Flexibility is defined as a range of motion around a joint.
Stretching is a means of increasing flexibility.
A limited range of motion can compromise your volleyball playing skills or affect your ability to speed up or slow down when making plays on the court.
Before practice or competition
After a warm up, static stretching can be effective for increasing the elasticity of muscles that are tight and help decrease the likelihood of injuries. When static stretching for increased muscle length, a good time to static stretch may be after a foam roll routine.
If static stretches are performed prior to a workout requiring explosive movements, the stretches may be counterproductive. Muscles are less responsive during the time immediately after static stretching. Static stretches confuse muscle and tendon reflexes which may throw off an athletes coordination.
A volleyball warm up should contain volleyball dynamic flexibility exercises. Dynamic means the stretching is active. Stretching while you’re moving warms up your body, preparing for movement while also activating your nervous system.
After practice or competition
Static stretching after a workout may be the best time because your muscles are warmed up. The increased muscle temperature increases the elastic properties of the muscle and therefore allows for a greater stretch. Stretching can be used as part of a cool-down which will help restore the muscle back to resting length, reduce soreness, and enhance recovery for the next volleyball workout.
Only static stretch with reason
Static stretching often feels good and can be relaxing, but static stretching isn’t always necessary. Only static stretch with a purpose.

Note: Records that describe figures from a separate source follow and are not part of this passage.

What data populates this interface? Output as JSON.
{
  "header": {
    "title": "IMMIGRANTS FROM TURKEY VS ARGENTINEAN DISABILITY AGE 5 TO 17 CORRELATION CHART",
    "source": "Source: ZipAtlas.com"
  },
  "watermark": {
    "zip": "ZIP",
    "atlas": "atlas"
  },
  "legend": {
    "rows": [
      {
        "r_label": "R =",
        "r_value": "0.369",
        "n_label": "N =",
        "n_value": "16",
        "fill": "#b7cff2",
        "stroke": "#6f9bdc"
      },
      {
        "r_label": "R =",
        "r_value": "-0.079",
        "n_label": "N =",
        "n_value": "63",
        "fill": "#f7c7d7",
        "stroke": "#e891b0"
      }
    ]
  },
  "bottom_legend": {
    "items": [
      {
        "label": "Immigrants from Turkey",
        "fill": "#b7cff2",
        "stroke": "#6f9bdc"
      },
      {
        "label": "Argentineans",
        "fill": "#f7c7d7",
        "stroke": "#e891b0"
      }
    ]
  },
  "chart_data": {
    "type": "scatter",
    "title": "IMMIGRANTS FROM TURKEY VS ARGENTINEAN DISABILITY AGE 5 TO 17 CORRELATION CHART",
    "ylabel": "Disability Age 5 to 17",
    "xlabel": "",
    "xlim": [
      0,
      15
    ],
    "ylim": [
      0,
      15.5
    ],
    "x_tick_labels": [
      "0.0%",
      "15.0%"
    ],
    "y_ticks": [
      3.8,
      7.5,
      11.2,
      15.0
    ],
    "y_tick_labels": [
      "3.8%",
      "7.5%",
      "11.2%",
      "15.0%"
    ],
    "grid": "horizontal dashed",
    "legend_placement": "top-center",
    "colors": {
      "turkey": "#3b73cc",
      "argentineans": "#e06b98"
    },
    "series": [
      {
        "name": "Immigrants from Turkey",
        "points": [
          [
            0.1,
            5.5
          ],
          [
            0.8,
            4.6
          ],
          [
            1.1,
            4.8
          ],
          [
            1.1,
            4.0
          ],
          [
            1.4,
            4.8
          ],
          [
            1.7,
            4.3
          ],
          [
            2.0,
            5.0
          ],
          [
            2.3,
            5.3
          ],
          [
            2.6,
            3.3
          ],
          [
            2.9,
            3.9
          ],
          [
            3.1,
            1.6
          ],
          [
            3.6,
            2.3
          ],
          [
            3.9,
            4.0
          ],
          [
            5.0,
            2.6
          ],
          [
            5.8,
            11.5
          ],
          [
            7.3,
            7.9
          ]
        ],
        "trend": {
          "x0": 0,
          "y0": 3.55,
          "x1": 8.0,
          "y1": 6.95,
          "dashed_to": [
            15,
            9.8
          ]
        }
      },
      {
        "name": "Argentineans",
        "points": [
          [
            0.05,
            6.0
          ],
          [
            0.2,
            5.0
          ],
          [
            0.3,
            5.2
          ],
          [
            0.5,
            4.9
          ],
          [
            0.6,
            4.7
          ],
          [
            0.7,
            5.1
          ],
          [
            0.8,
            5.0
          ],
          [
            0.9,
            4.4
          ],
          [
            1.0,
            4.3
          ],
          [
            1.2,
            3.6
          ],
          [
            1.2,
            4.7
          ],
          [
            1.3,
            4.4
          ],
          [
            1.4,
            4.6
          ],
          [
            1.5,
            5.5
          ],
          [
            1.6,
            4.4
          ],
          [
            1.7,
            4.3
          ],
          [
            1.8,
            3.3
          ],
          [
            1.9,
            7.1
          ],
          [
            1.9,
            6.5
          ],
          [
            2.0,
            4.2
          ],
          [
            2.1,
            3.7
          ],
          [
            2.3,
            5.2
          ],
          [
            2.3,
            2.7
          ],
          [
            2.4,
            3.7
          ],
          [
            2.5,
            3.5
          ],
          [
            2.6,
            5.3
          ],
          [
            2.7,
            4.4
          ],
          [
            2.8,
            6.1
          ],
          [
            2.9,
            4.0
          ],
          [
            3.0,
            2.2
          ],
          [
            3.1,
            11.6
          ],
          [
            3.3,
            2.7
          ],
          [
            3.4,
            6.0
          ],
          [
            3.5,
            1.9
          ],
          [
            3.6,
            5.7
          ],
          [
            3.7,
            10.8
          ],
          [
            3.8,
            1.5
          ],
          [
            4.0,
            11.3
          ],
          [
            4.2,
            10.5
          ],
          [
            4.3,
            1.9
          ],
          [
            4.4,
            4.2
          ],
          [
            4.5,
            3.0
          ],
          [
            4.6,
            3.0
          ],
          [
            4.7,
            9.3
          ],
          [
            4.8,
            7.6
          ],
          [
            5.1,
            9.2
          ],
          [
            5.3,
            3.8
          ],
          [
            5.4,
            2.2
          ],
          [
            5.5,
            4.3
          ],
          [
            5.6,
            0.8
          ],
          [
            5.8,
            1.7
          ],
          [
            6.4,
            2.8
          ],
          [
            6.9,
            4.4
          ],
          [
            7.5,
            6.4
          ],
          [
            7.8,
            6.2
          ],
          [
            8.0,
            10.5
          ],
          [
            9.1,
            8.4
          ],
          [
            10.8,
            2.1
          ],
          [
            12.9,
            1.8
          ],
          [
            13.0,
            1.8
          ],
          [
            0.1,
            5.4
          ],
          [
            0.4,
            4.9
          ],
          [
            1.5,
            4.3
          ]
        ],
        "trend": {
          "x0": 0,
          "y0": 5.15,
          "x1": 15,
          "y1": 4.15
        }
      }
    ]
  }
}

If you already have adequate flexibility, you are probably wasting your time. In fact, overly lengthened muscles can lead to problems such as muscular imbalances, thrown off muscular firing patterns, and possibly injury.
An increase in flexibility may come at the expense of giving up stability or explosive power necessary for your volleyball performance.
A flexibility deficiency rarely occurs in isolation. Flexibility is usually related to a deficiency in strength and sometimes posture. Tight athletes have been known to significantly improve their flexibility just by participating in a balanced volleyball training program.